ATLANTA — Former House Speaker Newt Gingrich plans to fight a Fulton County subpoena seeking his testimony before the special purpose grand jury examining attempts to overturn Georgia's 2020 elections.
Attorneys for the Trump ally plan to tell a Fairfax, Virginia, circuit court judge on Wednesday that the onetime Georgia congressman should not be forced to testify because of technicalities surrounding the decades-old law that lays out how states recognize subpoenas from elsewhere.
They also will argue that the Republican's testimony is "not necessary" because Gingrich is already scheduled to speak to the Select Committee investigating the Jan. 6 attack on the U.S. Capitol on Nov. 21.

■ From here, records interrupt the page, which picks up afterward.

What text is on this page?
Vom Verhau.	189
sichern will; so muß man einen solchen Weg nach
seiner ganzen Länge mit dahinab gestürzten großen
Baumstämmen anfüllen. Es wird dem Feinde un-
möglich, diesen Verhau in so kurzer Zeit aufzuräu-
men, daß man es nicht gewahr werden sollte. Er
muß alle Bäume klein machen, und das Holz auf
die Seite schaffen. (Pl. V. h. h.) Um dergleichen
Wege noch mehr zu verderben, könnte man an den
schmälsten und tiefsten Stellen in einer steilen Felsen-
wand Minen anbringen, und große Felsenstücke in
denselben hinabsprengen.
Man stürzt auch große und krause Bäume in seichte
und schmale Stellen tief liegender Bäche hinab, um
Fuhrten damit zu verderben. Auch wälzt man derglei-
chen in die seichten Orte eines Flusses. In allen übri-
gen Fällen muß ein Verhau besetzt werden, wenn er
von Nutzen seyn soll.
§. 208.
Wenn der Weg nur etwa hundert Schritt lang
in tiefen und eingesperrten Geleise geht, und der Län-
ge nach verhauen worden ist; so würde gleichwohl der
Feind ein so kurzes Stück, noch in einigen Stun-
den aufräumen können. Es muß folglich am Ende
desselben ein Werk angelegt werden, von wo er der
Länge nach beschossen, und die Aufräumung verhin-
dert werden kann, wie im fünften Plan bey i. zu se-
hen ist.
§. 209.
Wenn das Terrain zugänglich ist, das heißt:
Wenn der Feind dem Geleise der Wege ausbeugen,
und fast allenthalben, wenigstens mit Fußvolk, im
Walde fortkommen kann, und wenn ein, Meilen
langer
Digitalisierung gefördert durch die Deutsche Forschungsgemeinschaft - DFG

"Speaker Gingrich has already agreed to a transcribed meeting with the Select Committee to address the matters set forth in the Select Committee's letter and, when it becomes available, will provide a transcript of this meeting to the Georgia district attorney," Gingrich's attorney John Burlingame wrote in a Monday court filing. "It is totally unnecessary to compel Speaker Gingrich to travel to Georgia to address the exact same topics, and ordering him to travel to Georgia to do so imposes an undue burden."
The Fulton grand jury is seeking Gingrich's testimony on Nov. 16.
A Fulton County Superior Court judge last month issued what's known as a certificate of material witness for the former congressman, which will essentially function as a subpoena once approved by a judge in Fairfax County, where Gingrich resides.
The petition relies on evidence made available this fall by the Select Committee. According to the panel, Gingrich urged the Trump campaign "to air advertisements promoting the false narrative that election workers had smuggled suitcases containing fake ballots" at Atlanta's State Farm Arena.
The 79-year-old was also involved in the plan to appoint a slate of "alternate" Republican electors in swing states such as Georgia that were narrowly won by Joe Biden, according to the committee.